Three decades ago, there was a small, discreet little dress shop along Kamias Street in Quezon City. Actually, it was more of an apartment which had been converted into a shop. A small salon on the ground floor was where then budding men’s designer Randy Ortiz met with clients. It had a desk and small sitting area where the latest fashion magazines were laid out. Behind it was the workshop. From the client’s chair, the door joining these two areas revealed behind-the-scenes on-goings that would later revolutionize men’s fashion.
This was in the early 90s. Back then, men followed a very contrived style philosophy and color palette. Black was almost the only color they would ever choose for a suit. When it came to designs for shirts, prints and bright colors were elements seen only on the runway shows abroad. Where men’s fashion was concerned in Manila circa 1990, men only wore neutrals and solids. Even women’s fashion lacked the sense of individuality and spirit of adventure it now possesses. I remember this to be a time when the only color for shoes were either brown or black.

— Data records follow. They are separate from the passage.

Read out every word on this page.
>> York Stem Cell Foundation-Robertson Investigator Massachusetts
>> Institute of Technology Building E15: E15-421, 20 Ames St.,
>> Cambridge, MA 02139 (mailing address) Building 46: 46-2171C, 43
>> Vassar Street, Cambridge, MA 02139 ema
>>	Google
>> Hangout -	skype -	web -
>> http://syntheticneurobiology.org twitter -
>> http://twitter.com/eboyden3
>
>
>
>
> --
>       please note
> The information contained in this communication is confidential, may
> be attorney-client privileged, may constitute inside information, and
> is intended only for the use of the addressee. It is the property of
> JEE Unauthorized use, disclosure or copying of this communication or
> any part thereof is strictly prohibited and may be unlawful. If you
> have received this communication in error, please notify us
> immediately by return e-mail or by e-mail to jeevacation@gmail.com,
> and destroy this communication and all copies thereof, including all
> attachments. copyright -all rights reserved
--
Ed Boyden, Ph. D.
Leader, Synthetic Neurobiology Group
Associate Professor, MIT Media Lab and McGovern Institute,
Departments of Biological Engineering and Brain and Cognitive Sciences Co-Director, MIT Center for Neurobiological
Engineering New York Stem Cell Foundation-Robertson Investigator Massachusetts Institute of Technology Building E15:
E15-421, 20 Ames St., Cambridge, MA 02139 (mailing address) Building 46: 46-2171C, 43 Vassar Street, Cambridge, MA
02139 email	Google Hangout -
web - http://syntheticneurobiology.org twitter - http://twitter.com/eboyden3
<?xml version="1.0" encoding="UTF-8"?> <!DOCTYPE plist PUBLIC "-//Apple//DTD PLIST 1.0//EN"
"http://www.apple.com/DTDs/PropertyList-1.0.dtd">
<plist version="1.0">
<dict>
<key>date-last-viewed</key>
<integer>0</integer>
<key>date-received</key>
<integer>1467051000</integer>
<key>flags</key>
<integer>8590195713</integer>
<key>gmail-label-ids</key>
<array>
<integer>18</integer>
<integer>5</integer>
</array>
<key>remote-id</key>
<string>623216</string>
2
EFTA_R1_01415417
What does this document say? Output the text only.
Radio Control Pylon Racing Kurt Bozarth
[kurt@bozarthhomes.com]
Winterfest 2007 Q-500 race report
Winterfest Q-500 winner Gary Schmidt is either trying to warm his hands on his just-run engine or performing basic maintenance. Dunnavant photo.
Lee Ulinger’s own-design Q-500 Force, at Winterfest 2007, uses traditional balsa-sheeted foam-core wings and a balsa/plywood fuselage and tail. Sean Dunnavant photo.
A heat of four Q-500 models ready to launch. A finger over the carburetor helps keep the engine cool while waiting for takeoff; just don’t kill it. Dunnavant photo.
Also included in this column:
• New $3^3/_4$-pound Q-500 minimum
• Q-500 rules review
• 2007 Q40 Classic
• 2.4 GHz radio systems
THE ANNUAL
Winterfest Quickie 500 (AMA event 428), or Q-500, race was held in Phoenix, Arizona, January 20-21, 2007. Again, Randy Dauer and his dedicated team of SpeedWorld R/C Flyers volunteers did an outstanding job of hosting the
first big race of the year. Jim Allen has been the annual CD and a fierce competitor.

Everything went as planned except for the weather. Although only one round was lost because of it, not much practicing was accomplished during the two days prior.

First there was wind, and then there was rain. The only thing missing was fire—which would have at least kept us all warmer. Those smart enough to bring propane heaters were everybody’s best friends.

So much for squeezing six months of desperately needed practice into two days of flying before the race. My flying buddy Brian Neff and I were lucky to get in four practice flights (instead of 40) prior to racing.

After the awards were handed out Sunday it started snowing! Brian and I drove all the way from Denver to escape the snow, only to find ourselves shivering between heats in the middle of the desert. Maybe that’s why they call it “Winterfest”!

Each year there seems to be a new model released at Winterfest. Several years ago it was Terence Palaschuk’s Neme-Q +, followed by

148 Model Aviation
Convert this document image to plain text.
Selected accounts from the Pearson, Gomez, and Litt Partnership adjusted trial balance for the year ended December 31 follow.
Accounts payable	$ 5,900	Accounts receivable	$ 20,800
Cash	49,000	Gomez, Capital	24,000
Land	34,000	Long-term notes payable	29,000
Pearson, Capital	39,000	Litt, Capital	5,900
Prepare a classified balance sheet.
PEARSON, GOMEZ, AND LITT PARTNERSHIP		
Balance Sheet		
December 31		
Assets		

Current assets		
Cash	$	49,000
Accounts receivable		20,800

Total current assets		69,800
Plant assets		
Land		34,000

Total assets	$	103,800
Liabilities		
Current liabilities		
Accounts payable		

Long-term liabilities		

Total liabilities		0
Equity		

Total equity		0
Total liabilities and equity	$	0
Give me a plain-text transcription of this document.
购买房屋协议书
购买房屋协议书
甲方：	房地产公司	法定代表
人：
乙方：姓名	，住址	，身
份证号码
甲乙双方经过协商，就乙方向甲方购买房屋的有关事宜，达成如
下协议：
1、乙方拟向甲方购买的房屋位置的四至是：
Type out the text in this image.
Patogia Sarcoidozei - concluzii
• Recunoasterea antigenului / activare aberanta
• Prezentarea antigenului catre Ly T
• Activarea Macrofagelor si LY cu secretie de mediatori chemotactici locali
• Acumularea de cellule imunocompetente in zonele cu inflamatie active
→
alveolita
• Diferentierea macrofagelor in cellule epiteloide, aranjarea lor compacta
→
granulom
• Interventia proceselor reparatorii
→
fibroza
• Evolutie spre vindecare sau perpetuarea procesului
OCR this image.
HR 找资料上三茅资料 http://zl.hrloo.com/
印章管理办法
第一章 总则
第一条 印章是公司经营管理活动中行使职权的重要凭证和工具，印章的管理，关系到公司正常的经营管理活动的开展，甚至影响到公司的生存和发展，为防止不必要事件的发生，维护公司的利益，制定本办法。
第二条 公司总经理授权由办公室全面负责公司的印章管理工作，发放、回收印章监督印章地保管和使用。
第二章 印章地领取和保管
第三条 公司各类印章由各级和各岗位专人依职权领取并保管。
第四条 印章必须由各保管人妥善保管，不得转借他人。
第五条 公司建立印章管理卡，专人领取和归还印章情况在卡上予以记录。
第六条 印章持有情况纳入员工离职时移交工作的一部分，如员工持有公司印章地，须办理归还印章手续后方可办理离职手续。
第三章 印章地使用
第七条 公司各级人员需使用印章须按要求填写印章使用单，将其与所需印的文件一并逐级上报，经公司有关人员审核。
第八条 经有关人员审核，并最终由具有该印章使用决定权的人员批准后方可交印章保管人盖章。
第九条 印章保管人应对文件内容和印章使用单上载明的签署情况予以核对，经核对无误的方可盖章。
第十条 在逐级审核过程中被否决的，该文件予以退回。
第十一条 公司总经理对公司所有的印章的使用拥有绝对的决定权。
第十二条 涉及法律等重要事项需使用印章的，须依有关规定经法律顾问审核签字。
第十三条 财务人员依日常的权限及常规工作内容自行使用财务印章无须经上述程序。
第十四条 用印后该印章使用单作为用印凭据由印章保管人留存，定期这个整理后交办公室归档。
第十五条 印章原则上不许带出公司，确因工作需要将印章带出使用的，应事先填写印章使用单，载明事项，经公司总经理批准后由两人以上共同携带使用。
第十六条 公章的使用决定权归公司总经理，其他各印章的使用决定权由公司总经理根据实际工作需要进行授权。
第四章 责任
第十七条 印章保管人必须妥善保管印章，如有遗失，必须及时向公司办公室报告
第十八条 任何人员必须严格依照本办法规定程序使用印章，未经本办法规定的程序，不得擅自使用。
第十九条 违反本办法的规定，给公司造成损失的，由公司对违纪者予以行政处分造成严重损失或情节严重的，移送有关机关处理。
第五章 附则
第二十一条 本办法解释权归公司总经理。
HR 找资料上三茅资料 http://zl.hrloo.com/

When I first sat down with Randy to have my junior prom dress made he said, “Wear it with a pair of strappy silver stilettos.” He held up a pink crepe A-line mini dress fresh off the backroom and gave it one last inspection before sending me off. I thought he had lost his mind. I insisted on a pair of black chunky heels. Photos from prom and those horrific pair of shoes have ceased to exist. This extremely safe and uninteresting style philosophy that dominated throughout Manila changed when Randy decided he would introduce color, print and texture to a man’s—and later women’s—otherwise bland wardrobes. And it has since been an exciting journey since then.